Saturday, September 13, 2008

Fear of Napalm(isms): Oh Cliché Can You See

When last I poked (gentle) fun at Napalm Death, it was at the propensity of the band’s teenage incarnations to get all morbid and serious by ending their songs with the word die or death. A lot can be forgiven given the band’s youth. Would you want your youthful poetic indiscretions immortalized on silicon?
So this time, I’m gonna take a few whacks at the older, presumably wiser latter day Birmingham bangers.
It seems since the band kissed off Digby Pearson, some of their song writing has taken a turn for the clichéd, particularly in titling territory. The post-Earache albums have consistently featured cliché-titled songs. And as any Creating Writing 101 prof will tell you, clichés are signs of lazy writing that should be avoided like the plague.
Unlike early Napalm Death’s death obsession, which crossed lineups, this time around the culprit is largely one person: Barney Greenway.
Don’t get me wrong, mofo knows his way around a mic and I can’t imagine another frontman who commands a stage like Barney (Mark to his ‘rents). But he’s penned the majority of the band’s lazily-titled songs.
The unbroken streak began right out of the Earache gate on 2000’s Enemy of the Music Business with “Necessary Evil.” I don’t know if it’s necessary but the evil oozing from that song was repeating that phrase continuously.
And that’s the problem underlying the cliché thing. Not only do they trot out one worn out phrase after another, but they feel the need to pound that sentiment home by endlessly repeating said catch phrase through the song. When a line wears out its welcome in the course of a two minute song, we’ve got a problem. Where a lyricist of Jello Biafra-ian status could turn a cliché on its head with a dose of irony, Greenway just gives it to us verbatim.
And the punishment in capitals did not let up on 2002’s follow up Order of the Leach, which gave us the “Out of Sight, Out of Mind” and “Lowest Common Denominator” twofer.
Sadly the annoyance trailed after the Brummie bangers as they migrated to metal major Century Media, handing us the repetitive “Silence is Deafening” and “When All is Said and Done” (one Mr. Shane Embury can take a bow for the latter, though).
But it’s not like we it should be surprised. Napalm telegraphed this particular Napalmism on 1994’s somewhat underrated Fear, Emptiness, Despair, album that is “More Than Meets the Eye.”
So with the word out Napalm are readying their 13th studio album, I ask you, what should their next ditty be called?

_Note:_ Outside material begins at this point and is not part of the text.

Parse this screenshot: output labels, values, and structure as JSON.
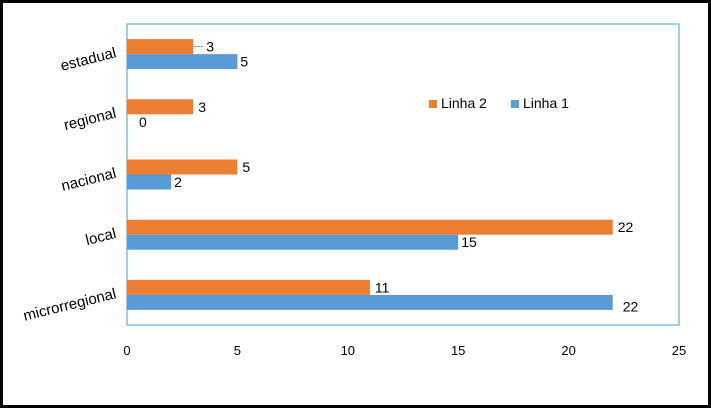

A. “A Penny Saved is a Penny Earned”
B. “A Bird in the Hand”
C. “An Apple a Day Keeps the Doctor Away”
D. “All Work and No Play Makes Jack a Dull Boy”

Feel free to leave your own suggestions in the comments.


Zmaj said...

Nice! I'm not witty enough to come up with a good one though.

Anonymous said...

via google stats:

"napalm death" + cliche : 30,000 hits
"napalm death" + metaphor: 5,280 hits
"napalm death" + simile: 3,170 hits
"napalm death" + analogy: 2,140 hits

"the proof is in the pudding" :)

Andrew Childers said...

ha. didn't think of hitting google stats. thanks for crunching the numbers on that one for me. take a few more tired cliches outta petty cash for your trouble.